Geoffrey Baker's book Realism's Empire: Empiricism and Enchantment in the Nineteenth-Century Novel tells a story that is the obverse of Ian Baucom's in Out of Place: Englishness, Empire, and the Locations of Identity (1999). While Baucom shows how English identity is reconstructed in colonial locales, Baker is interested in tracing the presence "of the foreign within the domestic" in the nineteenth-century novel (vii). Focusing on three novelists (Honoré de Balzac, Anthony Trollope, and Theodor Fontane) whose works span the period from 1831 to 1894, Baker charts the impact of foreign objects and persons—what he calls "talisman[s]" (20), taking this term from Balzac's La Peau de chagrin (1831)—on stories that present themselves as primarily realistic, in the sense of being empiricist, fact-based, and scientific. Baker intends to trouble the borderlines of traditional definitions of realism, making readers aware of the presence of what he variously terms magic, romance, and enchantment in the midst of what seem to be thoroughly disenchanted, fully mapped modern worlds.

His approach is three pronged; he is interested in the way "certain nineteenth-century novels rely on an imported colonial figure" (8), the way "this peripheral figure occasions a remapping or unmapping of . . . ordered urban space" and the centrality of the city to this analysis (9). This means that in the case of each novelist he isolates a figure of foreignness. In the case of Balzac, it is the ass's skin in La Peau de chagrin, the discussion of the Mandarin and Vautrin in Le Père Goriot (1835), and the title character of La Fille aux yeux d'or (1834). In the case of Trollope, it is the Irishman Phineas Finn in Phineas Finn (1869) and Phineas Redux (1873), and Augustus Melmotte in The Way We Live Now (1874-75). In the case of Fontane, it is the partially Scottish engineer Robert von Gordon-Leslie in Cécile (1887) and the Chinese ghost in Effie Briest (1895). The focus on Balzac, Trollope, and Fontane also means that Baker can discuss the fictional rendition of three different urban environments at three different historical moments: Paris in the 1830s, London in [End Page 160] the 1860s, and Berlin in the 1880s, all cities that have slightly different relations to colonialism and cosmopolitanism.

Of the book's three emphases, the middle one, involving a rethinking of space, generates the most interesting and original readings. In his introduction Baker cites both Edward Said and Franco Moretti, arguing that "between the novel that acts on space" (Moretti's position) and "the space that acts on the novel" (Said's), "there exists a more complex arrangement endemic to literary realism—a type of novel in which, in its efforts realistically to record or reflect a certain space . . . finds its mere recording . . . challenged by its need to accede to the demands of narrative" (6, emphasis original).

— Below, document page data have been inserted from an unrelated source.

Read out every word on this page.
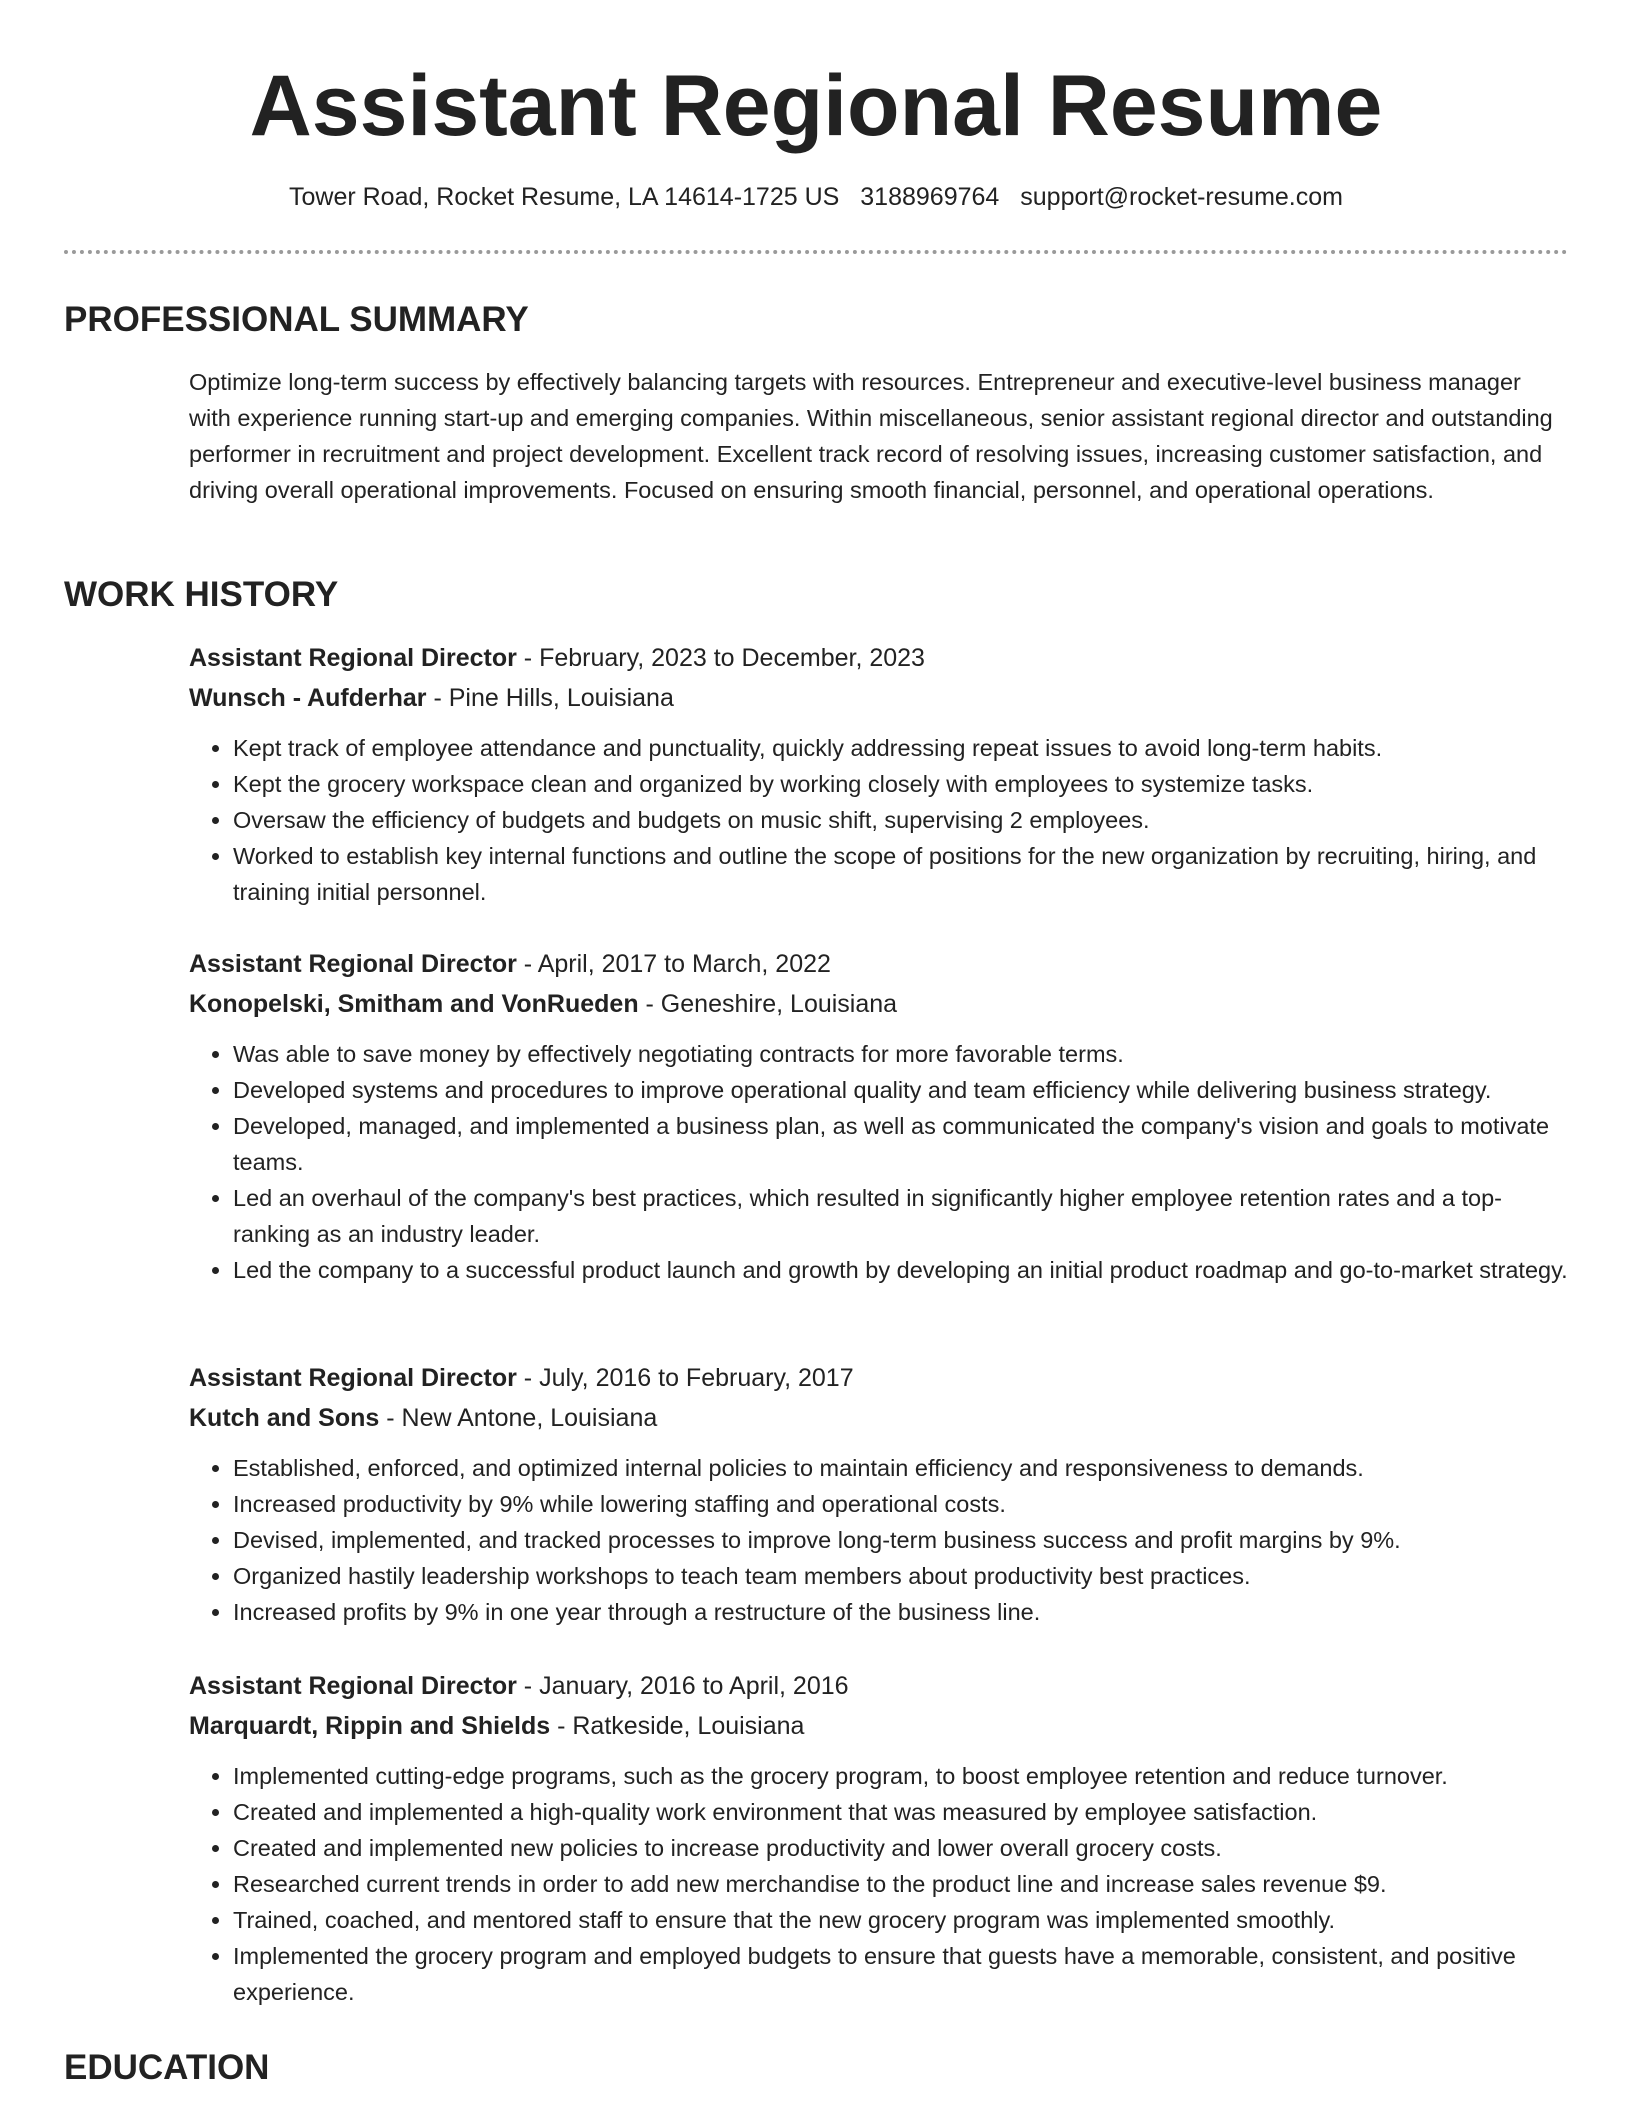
Assistant Regional Resume
Tower Road, Rocket Resume, LA 14614-1725 US 3188969764 support@rocket-resume.com
PROFESSIONAL SUMMARY
Optimize long-term success by effectively balancing targets with resources. Entrepreneur and executive-level business manager with experience running start-up and emerging companies. Within miscellaneous, senior assistant regional director and outstanding performer in recruitment and project development. Excellent track record of resolving issues, increasing customer satisfaction, and driving overall operational improvements. Focused on ensuring smooth financial, personnel, and operational operations.
WORK HISTORY
Assistant Regional Director - February, 2023 to December, 2023
Wunsch - Aufderhar - Pine Hills, Louisiana
• Kept track of employee attendance and punctuality, quickly addressing repeat issues to avoid long-term habits.
• Kept the grocery workspace clean and organized by working closely with employees to systemize tasks.
• Oversaw the efficiency of budgets and budgets on music shift, supervising 2 employees.
• Worked to establish key internal functions and outline the scope of positions for the new organization by recruiting, hiring, and training initial personnel.
Assistant Regional Director - April, 2017 to March, 2022
Konopelski, Smitham and VonRueden - Geneshire, Louisiana
• Was able to save money by effectively negotiating contracts for more favorable terms.
• Developed systems and procedures to improve operational quality and team efficiency while delivering business strategy.
• Developed, managed, and implemented a business plan, as well as communicated the company's vision and goals to motivate teams.
• Led an overhaul of the company's best practices, which resulted in significantly higher employee retention rates and a top-ranking as an industry leader.
• Led the company to a successful product launch and growth by developing an initial product roadmap and go-to-market strategy.
Assistant Regional Director - July, 2016 to February, 2017
Kutch and Sons - New Antone, Louisiana
• Established, enforced, and optimized internal policies to maintain efficiency and responsiveness to demands.
• Increased productivity by 9% while lowering staffing and operational costs.
• Devised, implemented, and tracked processes to improve long-term business success and profit margins by 9%.
• Organized hastily leadership workshops to teach team members about productivity best practices.
• Increased profits by 9% in one year through a restructure of the business line.
Assistant Regional Director - January, 2016 to April, 2016
Marquardt, Rippin and Shields - Ratkeside, Louisiana
• Implemented cutting-edge programs, such as the grocery program, to boost employee retention and reduce turnover.
• Created and implemented a high-quality work environment that was measured by employee satisfaction.
• Created and implemented new policies to increase productivity and lower overall grocery costs.
• Researched current trends in order to add new merchandise to the product line and increase sales revenue $9.
• Trained, coached, and mentored staff to ensure that the new grocery program was implemented smoothly.
• Implemented the grocery program and employed budgets to ensure that guests have a memorable, consistent, and positive experience.
EDUCATION
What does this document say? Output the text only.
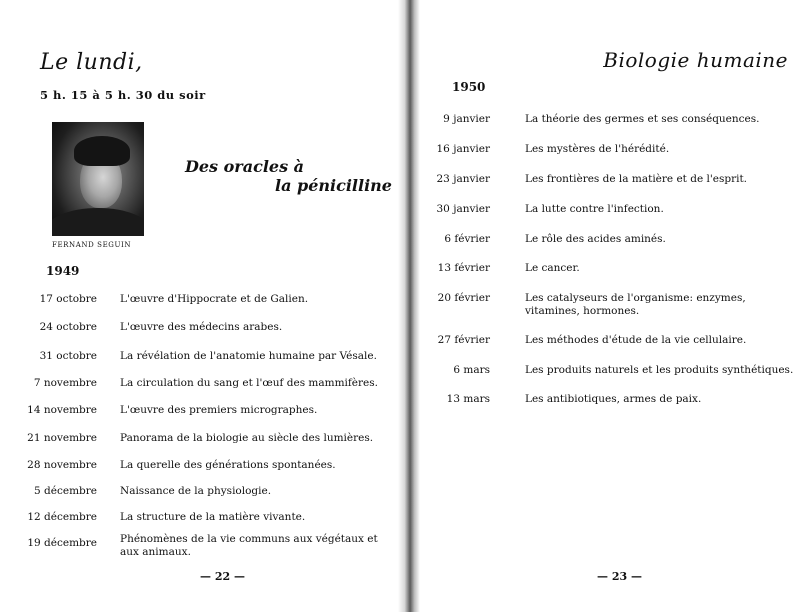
Le lundi,
5 h. 15 à 5 h. 30 du soir
FERNAND SEGUIN
Des oracles à
la pénicilline
1949
17 octobre L'œuvre d'Hippocrate et de Galien.
24 octobre L'œuvre des médecins arabes.
31 octobre La révélation de l'anatomie humaine par Vésale.
7 novembre La circulation du sang et l'œuf des mammifères.
14 novembre L'œuvre des premiers micrographes.
21 novembre Panorama de la biologie au siècle des lumières.
28 novembre La querelle des générations spontanées.
5 décembre Naissance de la physiologie.
12 décembre La structure de la matière vivante.
19 décembre Phénomènes de la vie communs aux végétaux et aux animaux.
— 22 —
Biologie humaine
1950
9 janvier	La théorie des germes et ses conséquences.
16 janvier	Les mystères de l'hérédité.
23 janvier	Les frontières de la matière et de l'esprit.
30 janvier	La lutte contre l'infection.
6 février	Le rôle des acides aminés.
13 février	Le cancer.
20 février	Les catalyseurs de l'organisme: enzymes, vitamines, hormones.
27 février	Les méthodes d'étude de la vie cellulaire.
6 mars	Les produits naturels et les produits synthétiques.
13 mars	Les antibiotiques, armes de paix.
— 23 —
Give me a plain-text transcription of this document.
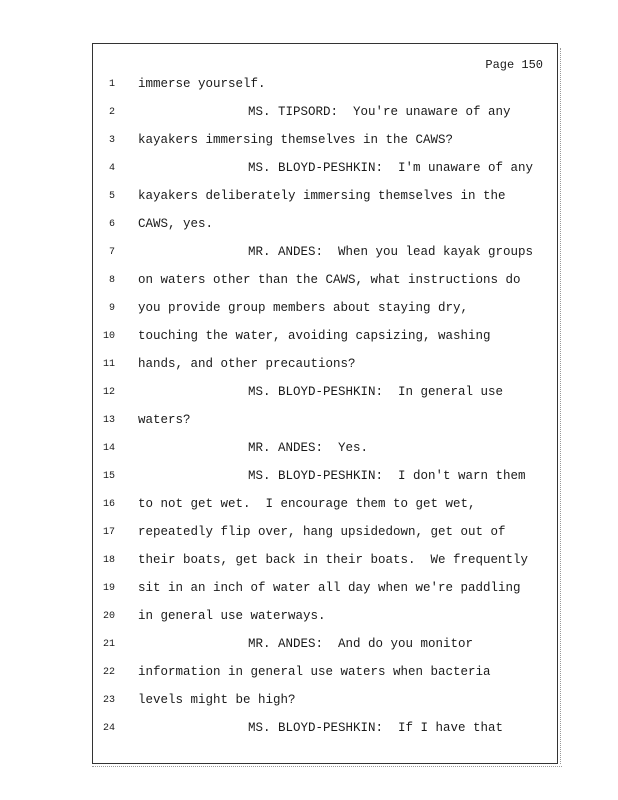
Page 150
1 immerse yourself.
2	MS. TIPSORD:  You're unaware of any
3 kayakers immersing themselves in the CAWS?
4	MS. BLOYD-PESHKIN:  I'm unaware of any
5 kayakers deliberately immersing themselves in the
6 CAWS, yes.
7	MR. ANDES:  When you lead kayak groups
8 on waters other than the CAWS, what instructions do
9 you provide group members about staying dry,
10 touching the water, avoiding capsizing, washing
11 hands, and other precautions?
12	MS. BLOYD-PESHKIN:  In general use
13 waters?
14	MR. ANDES:  Yes.
15	MS. BLOYD-PESHKIN:  I don't warn them
16 to not get wet.  I encourage them to get wet,
17 repeatedly flip over, hang upsidedown, get out of
18 their boats, get back in their boats.  We frequently
19 sit in an inch of water all day when we're paddling
20 in general use waterways.
21	MR. ANDES:  And do you monitor
22 information in general use waters when bacteria
23 levels might be high?
24	MS. BLOYD-PESHKIN:  If I have that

Baker is particularly interested in junctures where the presence of the foreign drives the nineteenth-century novel to reconfigure realist space, and his readings of such moments are fascinating. He shows how the reference to Ann Radcliffe in the description of a carriage ride in La Fille aux yeux d'or transforms both the space and time of the reader's experience of Paris, re-enchanting the milieu of the nineteenth-century city. In the case of Trollope, he explores echoes between the names of the county Phineas Finn represents in Ireland and those of the Scottish estate possessed by Robert Kennedy to show how these Celtic geographical milieus are conflated, and, through allusions to Walter Scott's Waverley (1814), rendered magical. In his analysis of Fontane, he explores the way the "distanciation of the town from the metropolis . . . grants the former a certain status as a locus of openness to magic and mystery" (187).

In his readings of spaces (houses, towns, estates) and the way characters move through...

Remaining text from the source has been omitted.